SDA refers to the verification of trades on the same day they are
executed
(T+0) and is becoming widely recognised as an industry best
practice.
According
to a study commissioned by Omgeo, securities trades verified on
the day of
execution have a much higher chance of settling on time and are
less likely to
fail. In fact, settlement efficiency in countries with SDA rates
of over 90
percent – India, Taiwan, Hong Kong, Japan, Singapore and Korea –
is 26 per cent
higher than in countries with SDA scores of less than 70 per cent
– Brazil,
Italy, South Africa and the United States. Many Asian markets
lead the way in
SDA, especially for equity trades.
On
the other hand, SDA rates for fixed income trades in Asia,
as well as other regions around the world, remain stubbornly low.
Many segments
of the Asian fixed income market continue to rely on manual
processes such as
spread sheets, faxes and emails.
However, the market realises the opportunity to streamline
operations in
this area, and there is continued dialogue and strong agreement
that industry
participants need to work better together to bring greater levels
of automation
to Asia fixed income in order to both establish and shape
operational best
practice for that market.
In
practice, some firms are further along that journey than others.
In markets
like Asia, automating the trade confirmation process through the
adoption of
existing vendor solutions enables firms not only to reduce risk
and costs
sooner and on their own terms, but also to focus their resources
on other areas
of business complexity that this market undoubtedly presents,
such as a myriad
of stringent know-your-client requirements that exists across
different
jurisdictions in the region.
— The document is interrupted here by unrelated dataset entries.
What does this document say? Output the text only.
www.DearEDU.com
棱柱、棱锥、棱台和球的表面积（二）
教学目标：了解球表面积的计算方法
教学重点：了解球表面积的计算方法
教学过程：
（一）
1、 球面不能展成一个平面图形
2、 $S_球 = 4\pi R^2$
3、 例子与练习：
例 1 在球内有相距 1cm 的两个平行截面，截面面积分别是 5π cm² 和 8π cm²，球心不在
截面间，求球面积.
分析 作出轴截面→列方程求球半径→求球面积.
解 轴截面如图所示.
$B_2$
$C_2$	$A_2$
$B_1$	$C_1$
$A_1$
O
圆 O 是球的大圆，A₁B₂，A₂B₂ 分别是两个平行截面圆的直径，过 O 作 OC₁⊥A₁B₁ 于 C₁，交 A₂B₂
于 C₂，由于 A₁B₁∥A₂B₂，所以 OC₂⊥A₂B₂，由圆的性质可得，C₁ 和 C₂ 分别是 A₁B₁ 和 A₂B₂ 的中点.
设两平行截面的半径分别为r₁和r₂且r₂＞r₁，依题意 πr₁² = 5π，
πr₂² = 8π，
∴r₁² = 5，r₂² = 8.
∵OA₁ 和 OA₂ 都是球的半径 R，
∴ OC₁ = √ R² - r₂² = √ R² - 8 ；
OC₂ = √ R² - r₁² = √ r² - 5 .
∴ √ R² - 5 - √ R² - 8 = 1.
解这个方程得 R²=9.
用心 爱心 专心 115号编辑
This gives some market participants
a competitive
advantage over firms that wait for regulation to shape
improvements to how they
manage their post trade operations.
While
regulation can be an efficient way to drive market-wide change
and would
generate a welcome improvement to the current global post-trade
environment, it
is leading firms like these that are not only investing in
industry best
practice ahead of the curve but indeed driving it and, in the
process, ensuring
the markets in which they operate are more efficient and
that their clients are better served.